We’re not even a full week into the 2018 legislative session, and we already have some good news. Two bills dealing with "hate crimes" were defeated in the Senate Courts of Justice committee yesterday. One of them, Senate Bill 112, would have introduced the dangerous concepts of “sexual orientation” and “gender identity” into the Code, while also making it easier for providers of interactive computer services (like Facebook) to censor anything that it or other users considers to be “inciting hatred” towards people with those characteristics.  

If you’re not familiar with them, a "hate crime" is a special category of criminal act where the act is shown to be motivated by certain kinds of thoughts and feelings towards the victim. If the “hate” was inspired by or directed at one of the items on the government’s list, then you’re guilty of an additional crime – a “hate crime.”

This means that a person could be subject to a separate criminal penalty, including jail time, not for the act they committed, but for their thoughts and opinions.
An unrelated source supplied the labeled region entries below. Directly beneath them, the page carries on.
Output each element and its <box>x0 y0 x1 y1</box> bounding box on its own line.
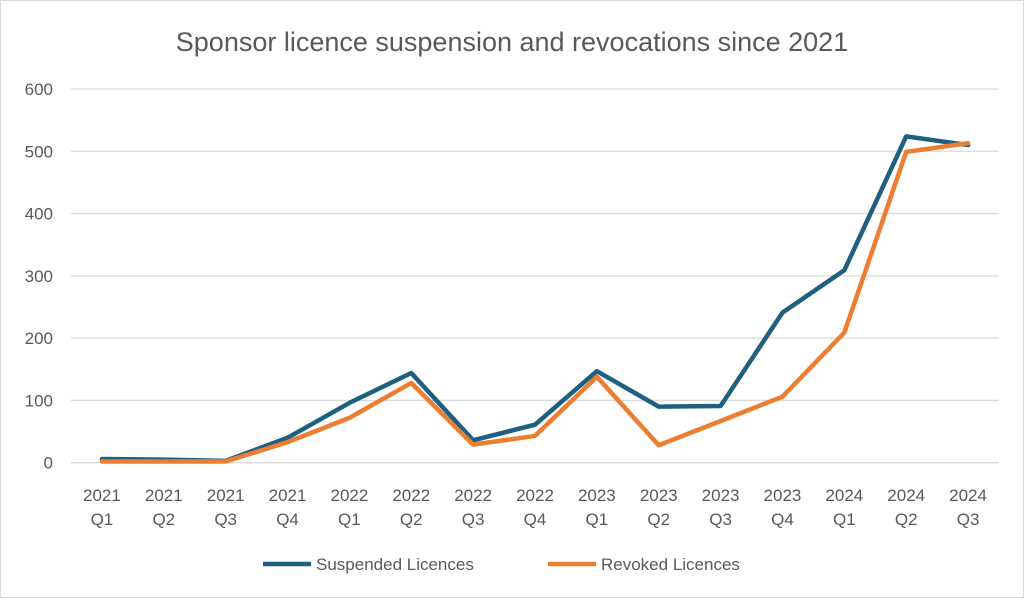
x-tick-label: Q3 <box>709 510 732 529</box>
x-tick-label: Q4 <box>771 510 794 529</box>
y-tick-label: 100 <box>25 391 53 410</box>
x-tick-label: Q2 <box>647 510 670 529</box>
series-line-suspended <box>102 136 968 460</box>
y-tick-label: 400 <box>25 205 53 224</box>
legend: Suspended Licences Revoked Licences <box>263 555 740 574</box>
series-lines <box>102 136 968 461</box>
legend-label: Revoked Licences <box>601 555 740 574</box>
x-tick-label: 2024 <box>887 486 925 505</box>
x-tick-label: 2021 <box>83 486 121 505</box>
x-tick-label: 2022 <box>330 486 368 505</box>
x-tick-label: Q1 <box>833 510 856 529</box>
x-tick-label: Q1 <box>586 510 609 529</box>
x-tick-label: 2023 <box>640 486 678 505</box>
x-tick-label: 2023 <box>702 486 740 505</box>
x-tick-label: 2024 <box>825 486 863 505</box>
x-tick-label: 2023 <box>764 486 802 505</box>
y-axis-ticks: 0 100 200 300 400 500 600 <box>25 80 53 473</box>
x-axis-ticks: 2021 Q1 2021 Q2 2021 Q3 2021 Q4 2022 Q1 2022 Q2 2022… <box>83 486 987 529</box>
x-tick-label: 2021 <box>269 486 307 505</box>
x-tick-label: Q3 <box>957 510 980 529</box>
x-tick-label: 2021 <box>207 486 245 505</box>
x-tick-label: Q2 <box>400 510 423 529</box>
series-line-revoked <box>102 143 968 461</box>
x-tick-label: Q4 <box>276 510 299 529</box>
x-tick-label: 2022 <box>516 486 554 505</box>
y-tick-label: 500 <box>25 142 53 161</box>
x-tick-label: Q1 <box>91 510 114 529</box>
x-tick-label: 2022 <box>392 486 430 505</box>
x-tick-label: 2021 <box>145 486 183 505</box>
y-tick-label: 0 <box>44 454 53 473</box>
x-tick-label: Q3 <box>214 510 237 529</box>
x-tick-label: 2023 <box>578 486 616 505</box>
x-tick-label: 2022 <box>454 486 492 505</box>
legend-label: Suspended Licences <box>316 555 474 574</box>
y-tick-label: 600 <box>25 80 53 99</box>
x-tick-label: Q4 <box>524 510 547 529</box>
x-tick-label: Q1 <box>338 510 361 529</box>
x-tick-label: Q2 <box>895 510 918 529</box>
chart-title: Sponsor licence suspension and revocatio… <box>176 27 848 57</box>
x-tick-label: 2024 <box>949 486 987 505</box>
gridlines <box>71 89 999 463</box>
y-tick-label: 200 <box>25 329 53 348</box>
x-tick-label: Q3 <box>462 510 485 529</box>
x-tick-label: Q2 <box>152 510 175 529</box>
y-tick-label: 300 <box>25 267 53 286</box>
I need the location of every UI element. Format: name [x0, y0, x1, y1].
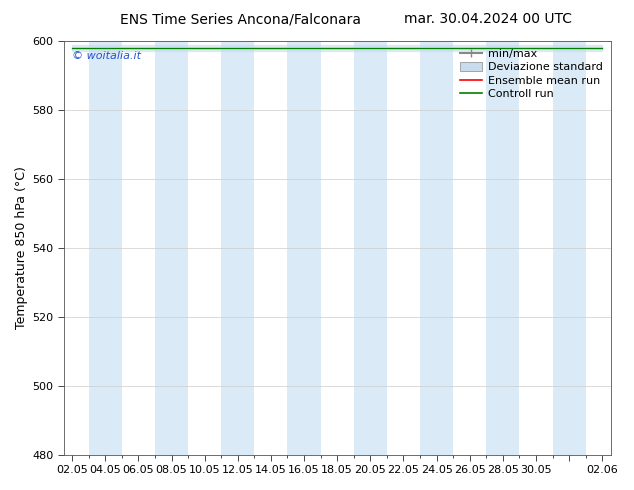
Bar	[420, 41, 453, 455]
Bar	[486, 41, 519, 455]
Bar	[221, 41, 254, 455]
Text: ENS Time Series Ancona/Falconara: ENS Time Series Ancona/Falconara	[120, 12, 361, 26]
Bar	[155, 41, 188, 455]
Bar	[354, 41, 387, 455]
Text: mar. 30.04.2024 00 UTC: mar. 30.04.2024 00 UTC	[404, 12, 572, 26]
Text: © woitalia.it: © woitalia.it	[72, 51, 141, 61]
Bar	[89, 41, 122, 455]
Y-axis label: Temperature 850 hPa (°C): Temperature 850 hPa (°C)	[15, 167, 28, 329]
Legend: min/max, Deviazione standard, Ensemble mean run, Controll run: min/max, Deviazione standard, Ensemble m…	[456, 45, 607, 104]
Bar	[553, 41, 586, 455]
Bar	[287, 41, 321, 455]
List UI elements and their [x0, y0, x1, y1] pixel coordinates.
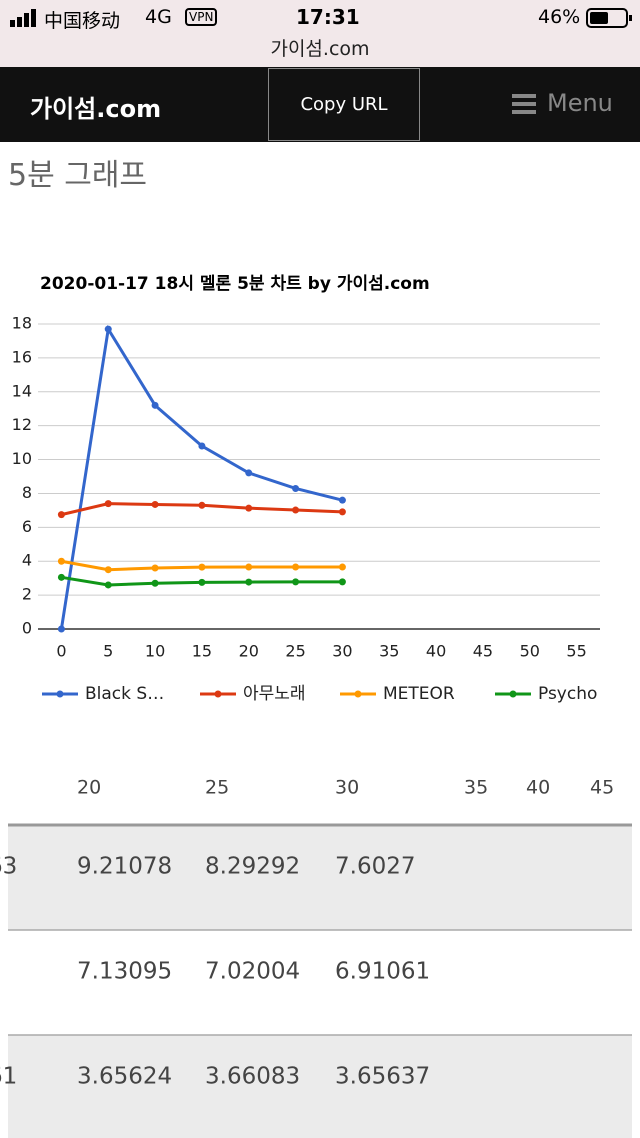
column-header: 20 — [77, 777, 101, 799]
data-point — [338, 508, 346, 516]
x-tick-label: 45 — [473, 642, 493, 661]
heading: 5분 그래프 — [8, 158, 148, 193]
table-cell: 61 — [0, 1064, 17, 1090]
y-tick-label: 6 — [22, 517, 32, 536]
table-row — [8, 930, 632, 1035]
table-cell: 9.21078 — [77, 854, 172, 880]
battery: 46% — [538, 6, 581, 28]
table-cell: 7.13095 — [77, 959, 172, 985]
data-point — [151, 401, 159, 409]
table-row — [8, 825, 632, 930]
legend-label: Psycho — [538, 684, 597, 704]
x-tick-label: 30 — [332, 642, 352, 661]
data-point — [104, 325, 112, 333]
x-tick-label: 15 — [192, 642, 212, 661]
x-tick-label: 40 — [426, 642, 446, 661]
copy-url-button[interactable]: Copy URL — [268, 68, 420, 141]
brand[interactable]: 가이섬.com — [30, 95, 162, 123]
table-cell: 7.6027 — [335, 854, 415, 880]
data-point — [57, 625, 65, 633]
vpn: VPN — [185, 8, 218, 26]
network: 4G — [145, 6, 172, 28]
x-tick-label: 25 — [285, 642, 305, 661]
data-point — [104, 500, 112, 508]
x-tick-label: 35 — [379, 642, 399, 661]
y-tick-label: 8 — [22, 483, 32, 502]
signal-icon — [10, 9, 36, 27]
data-point — [292, 484, 300, 492]
data-point — [338, 578, 346, 586]
y-tick-label: 0 — [22, 619, 32, 638]
legend-dot — [354, 690, 362, 698]
data-point — [104, 581, 112, 589]
data-point — [198, 563, 206, 571]
data-point — [245, 469, 253, 477]
legend-label: 아무노래 — [243, 684, 306, 704]
legend-dot — [214, 690, 222, 698]
data-point — [292, 506, 300, 514]
column-header: 40 — [526, 777, 550, 799]
data-point — [198, 578, 206, 586]
y-tick-label: 10 — [12, 449, 32, 468]
battery-icon — [586, 8, 632, 28]
x-tick-label: 50 — [520, 642, 540, 661]
chart: 2020-01-17 18시 멜론 5분 차트 by 가이섬.com 0 2 4 6 8… — [12, 274, 600, 704]
data-point — [151, 500, 159, 508]
y-tick-label: 2 — [22, 585, 32, 604]
status-bar: 中国移动 4G VPN 17:31 46% 가이섬.com — [0, 0, 640, 67]
data-point — [57, 557, 65, 565]
table-cell: 63 — [0, 854, 17, 880]
data-point — [245, 578, 253, 586]
column-header: 30 — [335, 777, 359, 799]
table-cell: 6.91061 — [335, 959, 430, 985]
table-cell: 3.66083 — [205, 1064, 300, 1090]
y-tick-label: 14 — [12, 381, 32, 400]
table-cell: 7.02004 — [205, 959, 300, 985]
nav-bar: 가이섬.com Copy URL Menu — [0, 67, 640, 142]
menu-icon — [512, 94, 536, 114]
data-point — [57, 511, 65, 519]
x-tick-label: 10 — [145, 642, 165, 661]
table-cell: 3.65624 — [77, 1064, 172, 1090]
data-point — [338, 563, 346, 571]
x-tick-label: 20 — [239, 642, 259, 661]
data-point — [198, 501, 206, 509]
x-tick-label: 0 — [56, 642, 66, 661]
column-header: 45 — [590, 777, 614, 799]
table-cell: 8.29292 — [205, 854, 300, 880]
column-header: 35 — [464, 777, 488, 799]
url[interactable]: 가이섬.com — [270, 38, 370, 60]
data-point — [151, 564, 159, 572]
y-tick-label: 12 — [12, 415, 32, 434]
y-tick-label: 16 — [12, 347, 32, 366]
data-point — [245, 563, 253, 571]
data-point — [198, 442, 206, 450]
x-tick-label: 55 — [566, 642, 586, 661]
y-tick-label: 18 — [12, 314, 32, 333]
legend-dot — [509, 690, 517, 698]
data-point — [292, 563, 300, 571]
data-point — [151, 579, 159, 587]
column-header: 25 — [205, 777, 229, 799]
legend-label: Black S… — [85, 684, 164, 704]
data-point — [104, 566, 112, 574]
legend-dot — [56, 690, 64, 698]
time: 17:31 — [296, 5, 360, 29]
x-tick-label: 5 — [103, 642, 113, 661]
data-point — [292, 578, 300, 586]
legend-label: METEOR — [383, 684, 455, 704]
table: 20 25 30 35 40 45 63 9.21078 8.29292 7.6027 7.1309… — [0, 777, 632, 1138]
table-cell: 3.65637 — [335, 1064, 430, 1090]
carrier: 中国移动 — [44, 10, 121, 32]
y-tick-label: 4 — [22, 551, 32, 570]
chart-title: 2020-01-17 18시 멜론 5분 차트 by 가이섬.com — [40, 274, 430, 294]
data-point — [245, 504, 253, 512]
menu[interactable]: Menu — [547, 89, 613, 117]
data-point — [57, 573, 65, 581]
data-point — [338, 496, 346, 504]
table-row — [8, 1035, 632, 1138]
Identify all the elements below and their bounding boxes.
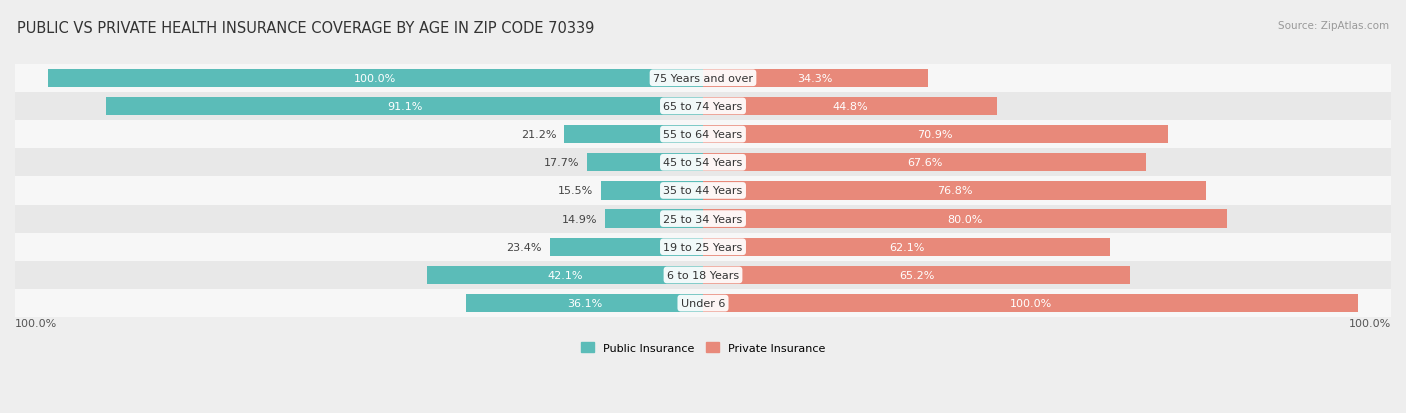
Bar bbox=[48, 69, 703, 88]
Text: 80.0%: 80.0% bbox=[948, 214, 983, 224]
Bar bbox=[15, 261, 1391, 290]
Bar bbox=[703, 126, 1167, 144]
Legend: Public Insurance, Private Insurance: Public Insurance, Private Insurance bbox=[576, 338, 830, 357]
Bar bbox=[550, 238, 703, 256]
Text: 55 to 64 Years: 55 to 64 Years bbox=[664, 130, 742, 140]
Bar bbox=[15, 233, 1391, 261]
Text: 100.0%: 100.0% bbox=[1010, 298, 1052, 309]
Text: 23.4%: 23.4% bbox=[506, 242, 541, 252]
Text: 70.9%: 70.9% bbox=[918, 130, 953, 140]
Text: 25 to 34 Years: 25 to 34 Years bbox=[664, 214, 742, 224]
Bar bbox=[427, 266, 703, 285]
Bar bbox=[15, 121, 1391, 149]
Text: 35 to 44 Years: 35 to 44 Years bbox=[664, 186, 742, 196]
Text: 15.5%: 15.5% bbox=[558, 186, 593, 196]
Text: 65.2%: 65.2% bbox=[898, 270, 935, 280]
Text: 21.2%: 21.2% bbox=[520, 130, 557, 140]
Bar bbox=[15, 177, 1391, 205]
Text: 100.0%: 100.0% bbox=[354, 74, 396, 83]
Text: 14.9%: 14.9% bbox=[562, 214, 598, 224]
Text: 65 to 74 Years: 65 to 74 Years bbox=[664, 102, 742, 112]
Text: 67.6%: 67.6% bbox=[907, 158, 942, 168]
Text: Under 6: Under 6 bbox=[681, 298, 725, 309]
Bar bbox=[703, 182, 1206, 200]
Bar bbox=[703, 154, 1146, 172]
Text: 36.1%: 36.1% bbox=[567, 298, 602, 309]
Text: 19 to 25 Years: 19 to 25 Years bbox=[664, 242, 742, 252]
Bar bbox=[703, 210, 1227, 228]
Bar bbox=[588, 154, 703, 172]
Bar bbox=[703, 238, 1109, 256]
Text: 100.0%: 100.0% bbox=[15, 318, 58, 328]
Bar bbox=[467, 294, 703, 313]
Bar bbox=[602, 182, 703, 200]
Bar bbox=[703, 97, 997, 116]
Text: 42.1%: 42.1% bbox=[547, 270, 583, 280]
Bar bbox=[703, 294, 1358, 313]
Bar bbox=[15, 290, 1391, 318]
Text: Source: ZipAtlas.com: Source: ZipAtlas.com bbox=[1278, 21, 1389, 31]
Text: 34.3%: 34.3% bbox=[797, 74, 834, 83]
Text: 75 Years and over: 75 Years and over bbox=[652, 74, 754, 83]
Text: 6 to 18 Years: 6 to 18 Years bbox=[666, 270, 740, 280]
Text: 17.7%: 17.7% bbox=[544, 158, 579, 168]
Bar bbox=[15, 149, 1391, 177]
Bar bbox=[105, 97, 703, 116]
Bar bbox=[564, 126, 703, 144]
Text: 62.1%: 62.1% bbox=[889, 242, 924, 252]
Bar bbox=[15, 93, 1391, 121]
Bar bbox=[703, 69, 928, 88]
Text: 100.0%: 100.0% bbox=[1348, 318, 1391, 328]
Text: 45 to 54 Years: 45 to 54 Years bbox=[664, 158, 742, 168]
Text: 76.8%: 76.8% bbox=[936, 186, 973, 196]
Bar bbox=[15, 64, 1391, 93]
Text: 91.1%: 91.1% bbox=[387, 102, 422, 112]
Text: 44.8%: 44.8% bbox=[832, 102, 868, 112]
Bar bbox=[703, 266, 1130, 285]
Bar bbox=[606, 210, 703, 228]
Bar bbox=[15, 205, 1391, 233]
Text: PUBLIC VS PRIVATE HEALTH INSURANCE COVERAGE BY AGE IN ZIP CODE 70339: PUBLIC VS PRIVATE HEALTH INSURANCE COVER… bbox=[17, 21, 595, 36]
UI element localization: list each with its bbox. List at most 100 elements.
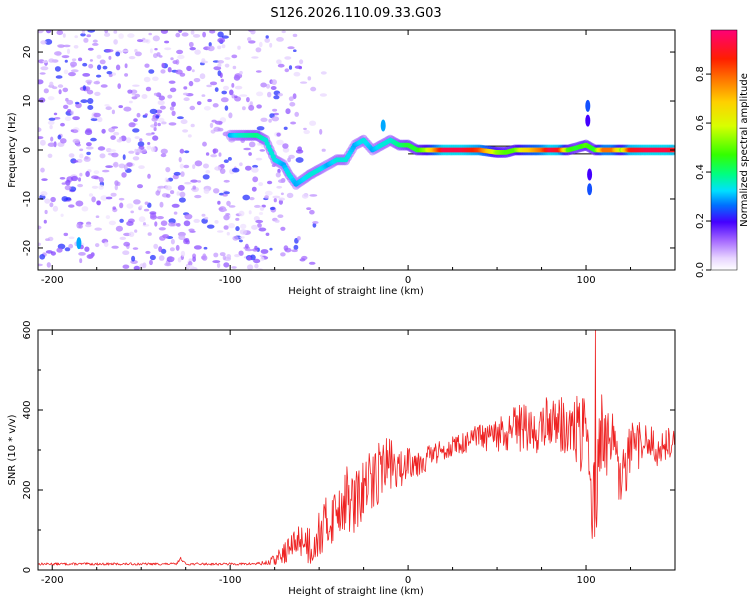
spectrogram-noise-blob bbox=[250, 30, 256, 35]
spectrogram-noise-blob bbox=[223, 179, 230, 183]
spectrogram-feature bbox=[587, 183, 593, 196]
spectrogram-noise-blob bbox=[295, 157, 304, 163]
spectrogram-noise-blob bbox=[201, 58, 206, 63]
spectrogram-noise-blob bbox=[188, 80, 194, 87]
spectrogram-noise-blob bbox=[76, 143, 81, 147]
spectrogram-noise-blob bbox=[213, 66, 222, 71]
spectrogram-noise-blob bbox=[202, 174, 210, 180]
spectrogram-noise-blob bbox=[227, 157, 232, 161]
spectrogram-noise-blob bbox=[303, 127, 307, 131]
spectrogram-noise-blob bbox=[127, 33, 135, 38]
spectrogram-noise-blob bbox=[157, 100, 165, 106]
spectrogram-noise-blob bbox=[148, 32, 152, 36]
spectrogram-noise-blob bbox=[293, 49, 297, 52]
spectrogram-noise-blob bbox=[307, 76, 312, 81]
spectrogram-noise-blob bbox=[245, 243, 249, 249]
spectrogram-noise-blob bbox=[248, 141, 256, 148]
spectrogram-noise-blob bbox=[65, 179, 71, 186]
spectrogram-noise-blob bbox=[106, 71, 113, 75]
spectrogram-noise-blob bbox=[165, 185, 172, 191]
spectrogram-noise-blob bbox=[105, 215, 111, 220]
spectrogram-noise-blob bbox=[50, 196, 56, 203]
spectrogram-noise-blob bbox=[38, 263, 43, 267]
spectrogram-noise-blob bbox=[126, 162, 133, 168]
spectrogram-noise-blob bbox=[70, 61, 77, 67]
spectrogram-noise-blob bbox=[300, 81, 308, 84]
spectrogram-noise-blob bbox=[299, 258, 306, 262]
spectrogram-noise-blob bbox=[131, 92, 136, 96]
spectrogram-noise-blob bbox=[85, 171, 90, 177]
spectrogram-noise-blob bbox=[208, 42, 212, 47]
spectrogram-noise-blob bbox=[192, 164, 196, 170]
spectrogram-noise-blob bbox=[38, 136, 44, 140]
spectrogram-noise-blob bbox=[46, 262, 51, 268]
spectrogram-noise-blob bbox=[249, 101, 253, 106]
spectrogram-noise-blob bbox=[96, 74, 102, 78]
spectrogram-noise-blob bbox=[176, 49, 184, 55]
spectrogram-noise-blob bbox=[178, 197, 186, 203]
spectrogram-noise-blob bbox=[256, 91, 264, 97]
spectrogram-noise-blob bbox=[265, 232, 270, 236]
spectrogram-noise-blob bbox=[231, 94, 236, 99]
spectrogram-noise-blob bbox=[226, 200, 231, 206]
spectrogram-noise-blob bbox=[113, 39, 118, 45]
spectrogram-noise-blob bbox=[184, 213, 193, 220]
spectrogram-noise-blob bbox=[232, 235, 239, 241]
spectrogram-noise-blob bbox=[65, 197, 72, 201]
spectrogram-noise-blob bbox=[49, 202, 54, 208]
spectrogram-noise-blob bbox=[194, 49, 201, 55]
spectrogram-noise-blob bbox=[223, 85, 229, 91]
spectrogram-noise-blob bbox=[164, 262, 172, 267]
spectrogram-noise-blob bbox=[91, 196, 96, 203]
spectrogram-noise-blob bbox=[223, 159, 229, 163]
spectrogram-noise-blob bbox=[276, 132, 281, 137]
spectrogram-noise-blob bbox=[157, 122, 161, 127]
colorbar-label: Normalized spectral amplitude bbox=[739, 73, 750, 227]
spectrogram-noise-blob bbox=[176, 116, 184, 120]
spectrogram-noise-blob bbox=[43, 219, 47, 224]
spectrogram-noise-blob bbox=[289, 102, 296, 107]
spectrogram-noise-blob bbox=[82, 62, 88, 67]
spectrogram-noise-blob bbox=[284, 56, 292, 60]
spectrogram-noise-blob bbox=[183, 97, 190, 102]
spectrogram-noise-blob bbox=[126, 221, 134, 226]
spectrogram-noise-blob bbox=[212, 103, 219, 108]
figure-title: S126.2026.110.09.33.G03 bbox=[270, 6, 441, 21]
spectrogram-noise-blob bbox=[124, 63, 128, 69]
spectrogram-noise-blob bbox=[118, 33, 124, 39]
spectrogram-noise-blob bbox=[193, 34, 201, 38]
spectrogram-noise-blob bbox=[102, 65, 108, 70]
spectrogram-noise-blob bbox=[88, 254, 94, 259]
spectrogram-noise-blob bbox=[104, 32, 111, 37]
spectrogram-noise-blob bbox=[312, 221, 319, 224]
spectrogram-noise-blob bbox=[199, 73, 206, 80]
spectrogram-noise-blob bbox=[246, 97, 250, 103]
spectrogram-noise-blob bbox=[48, 58, 55, 63]
spectrogram-noise-blob bbox=[209, 81, 218, 86]
spectrogram-noise-blob bbox=[191, 69, 195, 73]
spectrogram-xtick-label: -100 bbox=[219, 275, 242, 286]
spectrogram-noise-blob bbox=[260, 249, 269, 254]
spectrogram-noise-blob bbox=[234, 85, 243, 90]
spectrogram-noise-blob bbox=[183, 220, 191, 227]
spectrogram-noise-blob bbox=[209, 122, 214, 129]
spectrogram-noise-blob bbox=[220, 97, 229, 103]
spectrogram-noise-blob bbox=[128, 56, 136, 60]
spectrogram-noise-blob bbox=[202, 253, 207, 260]
snr-marks bbox=[38, 330, 675, 566]
spectrogram-noise-blob bbox=[207, 98, 212, 103]
spectrogram-noise-blob bbox=[193, 78, 201, 83]
spectrogram-noise-blob bbox=[114, 180, 119, 186]
spectrogram-noise-blob bbox=[110, 135, 116, 141]
spectrogram-noise-blob bbox=[290, 121, 297, 125]
spectrogram-noise-blob bbox=[134, 93, 141, 98]
snr-ytick-label: 600 bbox=[22, 320, 33, 339]
spectrogram-noise-blob bbox=[47, 142, 56, 147]
spectrogram-noise-blob bbox=[217, 63, 222, 68]
spectrogram-noise-blob bbox=[47, 120, 55, 125]
spectrogram-noise-blob bbox=[183, 86, 188, 90]
spectrogram-noise-blob bbox=[119, 202, 124, 209]
spectrogram-noise-blob bbox=[152, 35, 160, 42]
spectrogram-noise-blob bbox=[213, 252, 219, 258]
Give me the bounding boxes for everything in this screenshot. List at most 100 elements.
In Virginia, conviction of a hate crime carries with it a “mandatory minimum” of 30 days in jail.

One can clearly see the slippery slope created by this sort of “thought crime”. What sort of thoughts, values, or motivations might the state try to criminalize next?

Regardless of the motivation for victimizing another person – whether based on someone’s sex, age, disability, veteran status, race, religion, “sexual orientation,” “gender identity,” etc. – a person should be punished for the crime they commit and not because of the kind of hatred they felt in doing so, even if we all find their particular motive reprehensible.